# Identity for cosh

1. Feb 14, 2013

### aaaa202

Show that cosh(x) = 1 => x = 0

I am only allowed to use the definition of cosh, the algebraic rules for the exponential function, that exp(x2)>exp(x1) for x2 > x1, and the fact that we have defined it with the requirement:

exp(x) ≥ 1 + x

The exp(x) term of course is not trouble.

What I lack prooving is that:
exp(x) > 1 - x

Any ideas how I might approach it? I don't need answers, just hints

2. Feb 14, 2013

### CompuChip

If x > 0, then 2x > 0 so 1 + x > 1 + x - 2x.

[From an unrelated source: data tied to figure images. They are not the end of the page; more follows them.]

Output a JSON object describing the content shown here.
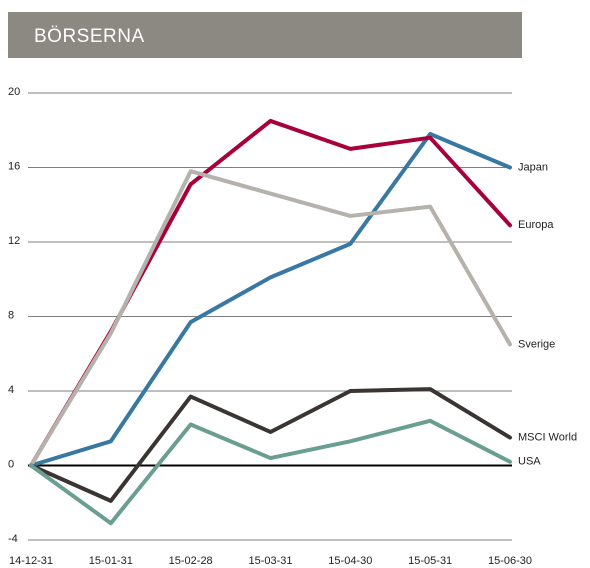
{
  "chart_data": {
    "type": "line",
    "title": "BÖRSERNA",
    "categories": [
      "14-12-31",
      "15-01-31",
      "15-02-28",
      "15-03-31",
      "15-04-30",
      "15-05-31",
      "15-06-30"
    ],
    "series": [
      {
        "name": "Japan",
        "color": "#3a78a4",
        "values": [
          0,
          1.3,
          7.7,
          10.1,
          11.9,
          17.8,
          16.0
        ]
      },
      {
        "name": "Europa",
        "color": "#a8003a",
        "values": [
          0,
          7.2,
          15.1,
          18.5,
          17.0,
          17.6,
          12.9
        ]
      },
      {
        "name": "Sverige",
        "color": "#b5b1ab",
        "values": [
          0,
          7.1,
          15.8,
          14.6,
          13.4,
          13.9,
          6.5
        ]
      },
      {
        "name": "MSCI World",
        "color": "#3a3533",
        "values": [
          0,
          -1.9,
          3.7,
          1.8,
          4.0,
          4.1,
          1.5
        ]
      },
      {
        "name": "USA",
        "color": "#6a9e90",
        "values": [
          0,
          -3.1,
          2.2,
          0.4,
          1.3,
          2.4,
          0.2
        ]
      }
    ],
    "ylim": [
      -4,
      20
    ],
    "yticks": [
      -4,
      0,
      4,
      8,
      12,
      16,
      20
    ],
    "grid": true
  }
}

If x < 0, then it's not true (exp goes to 0 while 1 - x goes to infinity for $x \to -\infty$).

3. Feb 14, 2013

### aaaa202

oh sorry I can see I made a fatal error.
I meant i need to show:
exp(-x) > 1 - x

4. Feb 14, 2013

### Staff: Mentor

A quick sketch of the graphs of y = e-x and y = 1 - x shows that e-x ≥ 1 - x for all real x, and that we get equality at only one value of x.

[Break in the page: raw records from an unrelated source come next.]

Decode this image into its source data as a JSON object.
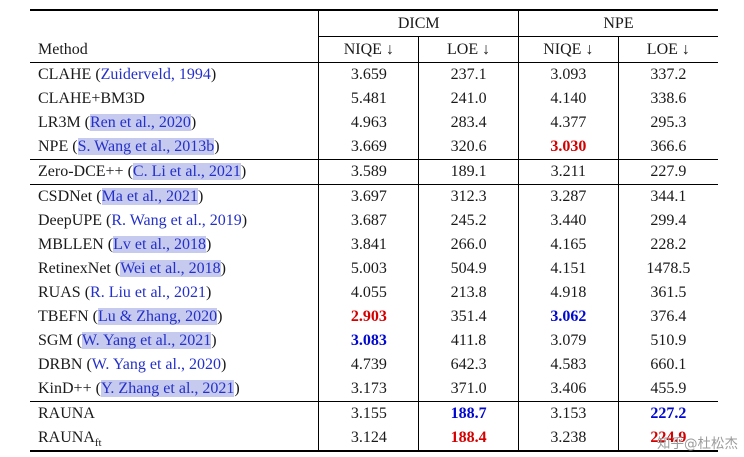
{
  "colors": {
    "link_blue": "#2430c8",
    "highlight": "#c6caef",
    "best_red": "#d40000",
    "second_blue": "#0008d0",
    "watermark_gray": "#9b9b9b"
  },
  "watermark": "知乎@杜松杰",
  "table": {
    "method_header": "Method",
    "cite_open": "(",
    "cite_close": ")",
    "group_headers": [
      {
        "label": "DICM"
      },
      {
        "label": "NPE"
      }
    ],
    "metric_headers": [
      "NIQE ↓",
      "LOE ↓",
      "NIQE ↓",
      "LOE ↓"
    ],
    "groups": [
      {
        "rows": [
          {
            "method": "CLAHE",
            "cite": "Zuiderveld, 1994",
            "hl": false,
            "values": [
              {
                "t": "3.659"
              },
              {
                "t": "237.1"
              },
              {
                "t": "3.093"
              },
              {
                "t": "337.2"
              }
            ]
          },
          {
            "method": "CLAHE+BM3D",
            "cite": "",
            "hl": false,
            "values": [
              {
                "t": "5.481"
              },
              {
                "t": "241.0"
              },
              {
                "t": "4.140"
              },
              {
                "t": "338.6"
              }
            ]
          },
          {
            "method": "LR3M",
            "cite": "Ren et al., 2020",
            "hl": true,
            "values": [
              {
                "t": "4.963"
              },
              {
                "t": "283.4"
              },
              {
                "t": "4.377"
              },
              {
                "t": "295.3"
              }
            ]
          },
          {
            "method": "NPE",
            "cite": "S. Wang et al., 2013b",
            "hl": true,
            "values": [
              {
                "t": "3.669"
              },
              {
                "t": "320.6"
              },
              {
                "t": "3.030",
                "s": "red"
              },
              {
                "t": "366.6"
              }
            ]
          }
        ]
      },
      {
        "rows": [
          {
            "method": "Zero-DCE++",
            "cite": "C. Li et al., 2021",
            "hl": true,
            "values": [
              {
                "t": "3.589"
              },
              {
                "t": "189.1"
              },
              {
                "t": "3.211"
              },
              {
                "t": "227.9"
              }
            ]
          }
        ]
      },
      {
        "rows": [
          {
            "method": "CSDNet",
            "cite": "Ma et al., 2021",
            "hl": true,
            "values": [
              {
                "t": "3.697"
              },
              {
                "t": "312.3"
              },
              {
                "t": "3.287"
              },
              {
                "t": "344.1"
              }
            ]
          },
          {
            "method": "DeepUPE",
            "cite": "R. Wang et al., 2019",
            "hl": false,
            "values": [
              {
                "t": "3.687"
              },
              {
                "t": "245.2"
              },
              {
                "t": "3.440"
              },
              {
                "t": "299.4"
              }
            ]
          },
          {
            "method": "MBLLEN",
            "cite": "Lv et al., 2018",
            "hl": true,
            "values": [
              {
                "t": "3.841"
              },
              {
                "t": "266.0"
              },
              {
                "t": "4.165"
              },
              {
                "t": "228.2"
              }
            ]
          },
          {
            "method": "RetinexNet",
            "cite": "Wei et al., 2018",
            "hl": true,
            "values": [
              {
                "t": "5.003"
              },
              {
                "t": "504.9"
              },
              {
                "t": "4.151"
              },
              {
                "t": "1478.5"
              }
            ]
          },
          {
            "method": "RUAS",
            "cite": "R. Liu et al., 2021",
            "hl": false,
            "values": [
              {
                "t": "4.055"
              },
              {
                "t": "213.8"
              },
              {
                "t": "4.918"
              },
              {
                "t": "361.5"
              }
            ]
          },
          {
            "method": "TBEFN",
            "cite": "Lu & Zhang, 2020",
            "hl": true,
            "values": [
              {
                "t": "2.903",
                "s": "red"
              },
              {
                "t": "351.4"
              },
              {
                "t": "3.062",
                "s": "blue"
              },
              {
                "t": "376.4"
              }
            ]
          },
          {
            "method": "SGM",
            "cite": "W. Yang et al., 2021",
            "hl": true,
            "values": [
              {
                "t": "3.083",
                "s": "blue"
              },
              {
                "t": "411.8"
              },
              {
                "t": "3.079"
              },
              {
                "t": "510.9"
              }
            ]
          },
          {
            "method": "DRBN",
            "cite": "W. Yang et al., 2020",
            "hl": false,
            "values": [
              {
                "t": "4.739"
              },
              {
                "t": "642.3"
              },
              {
                "t": "4.583"
              },
              {
                "t": "660.1"
              }
            ]
          },
          {
            "method": "KinD++",
            "cite": "Y. Zhang et al., 2021",
            "hl": true,
            "values": [
              {
                "t": "3.173"
              },
              {
                "t": "371.0"
              },
              {
                "t": "3.406"
              },
              {
                "t": "455.9"
              }
            ]
          }
        ]
      },
      {
        "rows": [
          {
            "method": "RAUNA",
            "cite": "",
            "hl": false,
            "values": [
              {
                "t": "3.155"
              },
              {
                "t": "188.7",
                "s": "blue"
              },
              {
                "t": "3.153"
              },
              {
                "t": "227.2",
                "s": "blue"
              }
            ]
          },
          {
            "method": "RAUNA",
            "sub": "ft",
            "cite": "",
            "hl": false,
            "values": [
              {
                "t": "3.124"
              },
              {
                "t": "188.4",
                "s": "red"
              },
              {
                "t": "3.238"
              },
              {
                "t": "224.9",
                "s": "red"
              }
            ]
          }
        ]
      }
    ]
  }
}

Assuming you can use techniques of calculus, let f(x) = e-x - (1 - x), and find the minimum value and where it occurs.

5. Feb 14, 2013

### aaaa202

I know calculus but this is an analysis course, where it has not yet been introduced. Thus I am to find another way of proving it.

6. Feb 14, 2013

### Staff: Mentor

Really? Are you saying that you haven't learned differentiation, and you're in an analysis course?

7. Feb 14, 2013

### aaaa202

I'm talking a rigorous analysis course where everything is built up slowly. So far we have covered continuity and the properties of limits. I know differential calculus, but I am not allowed to use it for this handout.

8. Feb 14, 2013

### vela

Staff Emeritus
If you know that $e^x \ge 1+x$ for all $x$, you can plug anything you want in for $x$. In particular, you can plug in $-x$.